Dougherty said, “Okay, thanks.”
He pushed his way back through the station, and as he passed the desk Delisle said, “You’re not changed,” and Dougherty said, “I’ve got something I need to do,” and walked out the front door.
Every cop in the city was working this kidnapping: they wouldn’t miss one person.
chapter
twenty-six
St. James West, what the old beat cop called Upper Lachine Road, was lined with motels thrown up for Expo 67, the Rose Bowl alleys, a lot of small bars, gas stations and garden centres.
Dougherty didn’t know the area: his image of Notre Dame de Grâce was stores lining Sherbrooke Street and old brick houses getting bigger and bigger as they blended into neighbouring Westmount. He’d worked a Sunday in the Park festival the year before but nothing happened from a cop’s point of view: bands played, kids danced and people sold homemade jewellery and muffins.

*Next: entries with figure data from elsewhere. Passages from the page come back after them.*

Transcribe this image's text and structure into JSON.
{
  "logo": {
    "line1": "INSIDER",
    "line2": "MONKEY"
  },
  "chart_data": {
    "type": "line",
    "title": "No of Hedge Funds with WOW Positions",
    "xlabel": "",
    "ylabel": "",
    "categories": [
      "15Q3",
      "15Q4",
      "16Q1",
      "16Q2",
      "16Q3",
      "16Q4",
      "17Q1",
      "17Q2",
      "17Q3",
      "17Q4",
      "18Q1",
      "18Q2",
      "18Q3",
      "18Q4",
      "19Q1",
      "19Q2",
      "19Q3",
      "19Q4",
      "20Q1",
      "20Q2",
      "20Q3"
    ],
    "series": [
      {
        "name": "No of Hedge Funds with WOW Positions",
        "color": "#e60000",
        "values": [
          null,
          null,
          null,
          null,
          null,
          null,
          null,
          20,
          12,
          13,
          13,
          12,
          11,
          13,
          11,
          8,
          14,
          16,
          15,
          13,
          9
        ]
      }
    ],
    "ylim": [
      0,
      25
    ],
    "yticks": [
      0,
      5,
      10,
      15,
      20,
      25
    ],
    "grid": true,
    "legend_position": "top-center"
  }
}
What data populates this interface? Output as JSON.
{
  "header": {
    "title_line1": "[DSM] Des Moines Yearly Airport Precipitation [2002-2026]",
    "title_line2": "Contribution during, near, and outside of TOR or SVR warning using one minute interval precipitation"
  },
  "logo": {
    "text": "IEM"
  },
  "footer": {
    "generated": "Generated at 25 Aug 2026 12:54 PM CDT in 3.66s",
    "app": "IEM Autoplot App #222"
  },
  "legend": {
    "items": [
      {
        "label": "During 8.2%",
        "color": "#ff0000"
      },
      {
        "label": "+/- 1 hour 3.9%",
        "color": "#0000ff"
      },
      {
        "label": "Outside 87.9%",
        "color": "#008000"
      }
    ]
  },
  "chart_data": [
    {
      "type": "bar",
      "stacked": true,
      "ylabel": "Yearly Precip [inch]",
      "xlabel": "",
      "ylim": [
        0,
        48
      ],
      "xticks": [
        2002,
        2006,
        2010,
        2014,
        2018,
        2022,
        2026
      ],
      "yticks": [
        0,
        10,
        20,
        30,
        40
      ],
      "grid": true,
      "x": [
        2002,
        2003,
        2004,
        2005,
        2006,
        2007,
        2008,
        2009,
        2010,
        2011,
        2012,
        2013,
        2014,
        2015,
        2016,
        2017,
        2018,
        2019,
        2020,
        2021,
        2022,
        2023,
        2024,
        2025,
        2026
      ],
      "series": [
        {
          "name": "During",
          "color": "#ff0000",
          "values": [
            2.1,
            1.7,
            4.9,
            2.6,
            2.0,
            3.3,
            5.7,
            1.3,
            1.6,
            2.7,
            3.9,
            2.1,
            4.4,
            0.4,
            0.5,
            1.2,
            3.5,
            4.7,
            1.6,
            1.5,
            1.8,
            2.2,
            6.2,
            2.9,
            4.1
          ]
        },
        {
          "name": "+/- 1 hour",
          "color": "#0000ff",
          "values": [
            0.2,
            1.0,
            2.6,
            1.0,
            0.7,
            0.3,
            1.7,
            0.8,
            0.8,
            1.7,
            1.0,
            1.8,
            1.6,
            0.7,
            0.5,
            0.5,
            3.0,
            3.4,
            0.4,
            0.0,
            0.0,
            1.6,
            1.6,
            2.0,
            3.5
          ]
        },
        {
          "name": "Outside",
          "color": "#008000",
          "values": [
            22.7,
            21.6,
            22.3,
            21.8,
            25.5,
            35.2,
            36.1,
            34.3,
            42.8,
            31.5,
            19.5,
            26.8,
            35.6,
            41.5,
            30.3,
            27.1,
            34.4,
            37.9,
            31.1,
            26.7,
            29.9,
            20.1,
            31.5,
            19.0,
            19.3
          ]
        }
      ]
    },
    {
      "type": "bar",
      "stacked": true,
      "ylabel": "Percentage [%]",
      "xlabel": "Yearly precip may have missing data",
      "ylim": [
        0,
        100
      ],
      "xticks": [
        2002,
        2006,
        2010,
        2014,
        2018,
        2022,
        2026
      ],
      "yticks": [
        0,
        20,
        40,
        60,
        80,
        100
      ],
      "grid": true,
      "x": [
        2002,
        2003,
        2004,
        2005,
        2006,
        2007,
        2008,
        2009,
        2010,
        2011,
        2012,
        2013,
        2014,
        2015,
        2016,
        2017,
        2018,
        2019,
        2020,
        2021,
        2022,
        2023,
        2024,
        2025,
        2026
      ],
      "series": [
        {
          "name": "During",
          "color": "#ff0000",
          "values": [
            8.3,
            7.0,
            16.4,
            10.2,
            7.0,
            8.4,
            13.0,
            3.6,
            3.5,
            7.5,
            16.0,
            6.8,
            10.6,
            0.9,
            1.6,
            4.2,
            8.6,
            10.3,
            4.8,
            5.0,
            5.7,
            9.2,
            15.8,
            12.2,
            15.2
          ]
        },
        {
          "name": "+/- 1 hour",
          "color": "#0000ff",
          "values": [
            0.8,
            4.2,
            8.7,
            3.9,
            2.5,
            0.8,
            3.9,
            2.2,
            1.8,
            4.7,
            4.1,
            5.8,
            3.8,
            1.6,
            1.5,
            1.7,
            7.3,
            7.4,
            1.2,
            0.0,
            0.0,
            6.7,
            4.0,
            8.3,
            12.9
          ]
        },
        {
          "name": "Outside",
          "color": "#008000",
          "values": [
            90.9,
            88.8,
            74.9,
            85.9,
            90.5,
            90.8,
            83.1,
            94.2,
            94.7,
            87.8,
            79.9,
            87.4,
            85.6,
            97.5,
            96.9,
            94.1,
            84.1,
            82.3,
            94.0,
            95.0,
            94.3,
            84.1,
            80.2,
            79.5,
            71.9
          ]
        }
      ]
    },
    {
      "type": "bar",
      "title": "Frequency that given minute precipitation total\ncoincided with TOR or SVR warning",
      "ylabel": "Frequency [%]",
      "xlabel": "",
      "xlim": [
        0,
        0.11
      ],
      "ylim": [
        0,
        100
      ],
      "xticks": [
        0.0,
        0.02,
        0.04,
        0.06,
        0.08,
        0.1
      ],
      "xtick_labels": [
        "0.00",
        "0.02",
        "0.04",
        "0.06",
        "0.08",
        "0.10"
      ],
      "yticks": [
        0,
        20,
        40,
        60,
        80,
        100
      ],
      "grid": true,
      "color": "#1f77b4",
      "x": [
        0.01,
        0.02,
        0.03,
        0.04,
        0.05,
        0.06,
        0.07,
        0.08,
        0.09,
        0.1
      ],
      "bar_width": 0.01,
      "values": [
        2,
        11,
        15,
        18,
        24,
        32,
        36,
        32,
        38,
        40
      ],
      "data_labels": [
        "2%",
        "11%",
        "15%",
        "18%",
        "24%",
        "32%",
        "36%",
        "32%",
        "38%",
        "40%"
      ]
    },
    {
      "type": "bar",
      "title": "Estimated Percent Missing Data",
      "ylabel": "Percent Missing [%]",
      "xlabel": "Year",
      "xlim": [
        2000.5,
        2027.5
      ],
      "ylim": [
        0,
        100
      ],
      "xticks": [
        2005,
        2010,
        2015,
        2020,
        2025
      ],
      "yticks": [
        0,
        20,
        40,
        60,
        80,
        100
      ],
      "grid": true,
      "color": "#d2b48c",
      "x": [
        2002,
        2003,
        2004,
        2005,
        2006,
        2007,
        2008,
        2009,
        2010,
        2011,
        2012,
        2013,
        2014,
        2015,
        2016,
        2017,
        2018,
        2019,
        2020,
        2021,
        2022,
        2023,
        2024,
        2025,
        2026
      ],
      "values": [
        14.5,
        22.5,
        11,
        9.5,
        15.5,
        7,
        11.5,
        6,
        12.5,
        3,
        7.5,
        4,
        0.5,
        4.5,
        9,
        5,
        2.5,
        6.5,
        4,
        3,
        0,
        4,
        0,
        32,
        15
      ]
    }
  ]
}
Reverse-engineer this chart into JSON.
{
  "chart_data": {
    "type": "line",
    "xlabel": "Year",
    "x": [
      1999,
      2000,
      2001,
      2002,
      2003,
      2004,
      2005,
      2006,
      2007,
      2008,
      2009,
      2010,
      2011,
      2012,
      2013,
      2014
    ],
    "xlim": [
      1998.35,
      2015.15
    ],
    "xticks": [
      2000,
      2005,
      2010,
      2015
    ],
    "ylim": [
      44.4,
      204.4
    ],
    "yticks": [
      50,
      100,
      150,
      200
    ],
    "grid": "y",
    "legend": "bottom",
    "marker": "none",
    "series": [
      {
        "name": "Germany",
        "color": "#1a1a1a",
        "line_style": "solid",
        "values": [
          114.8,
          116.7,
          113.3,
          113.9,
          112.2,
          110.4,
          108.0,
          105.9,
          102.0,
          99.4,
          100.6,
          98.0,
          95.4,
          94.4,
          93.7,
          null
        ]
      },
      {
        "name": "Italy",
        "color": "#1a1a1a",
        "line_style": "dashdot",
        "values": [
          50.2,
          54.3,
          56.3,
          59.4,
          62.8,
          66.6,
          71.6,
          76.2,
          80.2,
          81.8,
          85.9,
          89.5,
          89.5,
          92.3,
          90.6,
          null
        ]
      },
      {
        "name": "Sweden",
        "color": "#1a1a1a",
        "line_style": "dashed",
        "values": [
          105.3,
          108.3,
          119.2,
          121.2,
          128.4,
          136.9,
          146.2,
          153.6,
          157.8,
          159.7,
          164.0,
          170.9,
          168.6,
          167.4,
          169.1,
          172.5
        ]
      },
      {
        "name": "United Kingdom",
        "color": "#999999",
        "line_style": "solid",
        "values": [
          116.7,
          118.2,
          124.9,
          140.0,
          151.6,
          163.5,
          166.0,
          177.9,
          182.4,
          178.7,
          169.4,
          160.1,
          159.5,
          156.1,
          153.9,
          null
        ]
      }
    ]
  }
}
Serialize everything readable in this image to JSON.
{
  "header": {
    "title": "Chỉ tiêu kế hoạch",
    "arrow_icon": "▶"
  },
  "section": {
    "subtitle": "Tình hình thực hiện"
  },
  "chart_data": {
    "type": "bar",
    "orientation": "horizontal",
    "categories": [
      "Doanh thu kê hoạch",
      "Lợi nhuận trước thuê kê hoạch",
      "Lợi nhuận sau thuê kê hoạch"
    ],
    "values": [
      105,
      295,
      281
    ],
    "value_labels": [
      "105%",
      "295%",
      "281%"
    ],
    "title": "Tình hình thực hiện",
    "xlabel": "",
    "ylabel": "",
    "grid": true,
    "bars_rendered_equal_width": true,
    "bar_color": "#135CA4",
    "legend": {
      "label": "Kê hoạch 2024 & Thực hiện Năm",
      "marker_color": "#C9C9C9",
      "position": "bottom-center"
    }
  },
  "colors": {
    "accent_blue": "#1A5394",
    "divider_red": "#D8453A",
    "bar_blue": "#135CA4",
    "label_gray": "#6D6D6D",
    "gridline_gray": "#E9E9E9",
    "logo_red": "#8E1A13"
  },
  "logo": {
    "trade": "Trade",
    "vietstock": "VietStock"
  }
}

But this part of NDG was literally below the tracks — the commuter train from Windsor Station downtown ran a block south of Sherbrooke here — and the houses south of that were duplexes and fourplexes and small apartment buildings.
Now he saw the dairy the old guy mentioned and remembered coming to it as a kid with his father, the two big plaster cows’ heads above the window where they bought ice cream cones and bottles of milk. Seeing the area as an adult, Dougherty realized the rows of apartment buildings across the street were probably some kind of housing project.
He turned onto Elmhurst Street and pulled over and parked.
Kids were just getting home from school and the neighbourhood was filling up. Dougherty walked along the sidewalk, looking at the apartment buildings, thinking he should have brought the beat cop with him, had him point out the apartment.
There were hundreds of apartments — it could be any one of them.
No, he remembered, it could only be the first floor. Dougherty walked up and down Elmhurst and at the corner of Trenholme, which was also lined with apartment buildings, and he saw a woman sitting on a balcony on the first floor.
“Hey.”
The woman looked down at him, and Dougherty said, “Did you talk to the police about a man trying to pull your daughter into his car?”
“I don’t have a daughter.”
“Do you know anyone this happened to?”
“No.”
Dougherty moved on, thinking it was a lot like the Point here, another neighbourhood where no one wants to talk to the cops.
And then he realized that it was another low-rent English neighbourhood.
He kept walking and asking people if they knew anything about a girl being pulled into a man’s car, and no one knew anything until he talked to a guy who looked like he was walking home from working a shift at the dairy. “Yeah, Karen Barber’s girl.”
“Where does she live?”
The guy pointed across the street to an apartment building almost on the corner of St. James, and said, “Right there, first floor. On the left.”
Dougherty realized the guy meant the apartment to the left of the front doors, the balcony crammed with wooden chairs and a stand for drying clothes.
The lock on the front door was busted so he didn’t have to buzz to get let in. He went up the few steps and down the hall to the left and knocked on the first door.
“What now, why don’t you …” and she stopped as she opened the door and saw Dougherty. “What do you want?”
She was younger than he expected. “Are you Karen Barber?”
“What’s it to you?”
“Did a man try to pull your daughter into a car?”
Karen Barber, in jeans, a t-shirt and slippers, looked Dougherty up and down. “I already told Officer Gravenor.”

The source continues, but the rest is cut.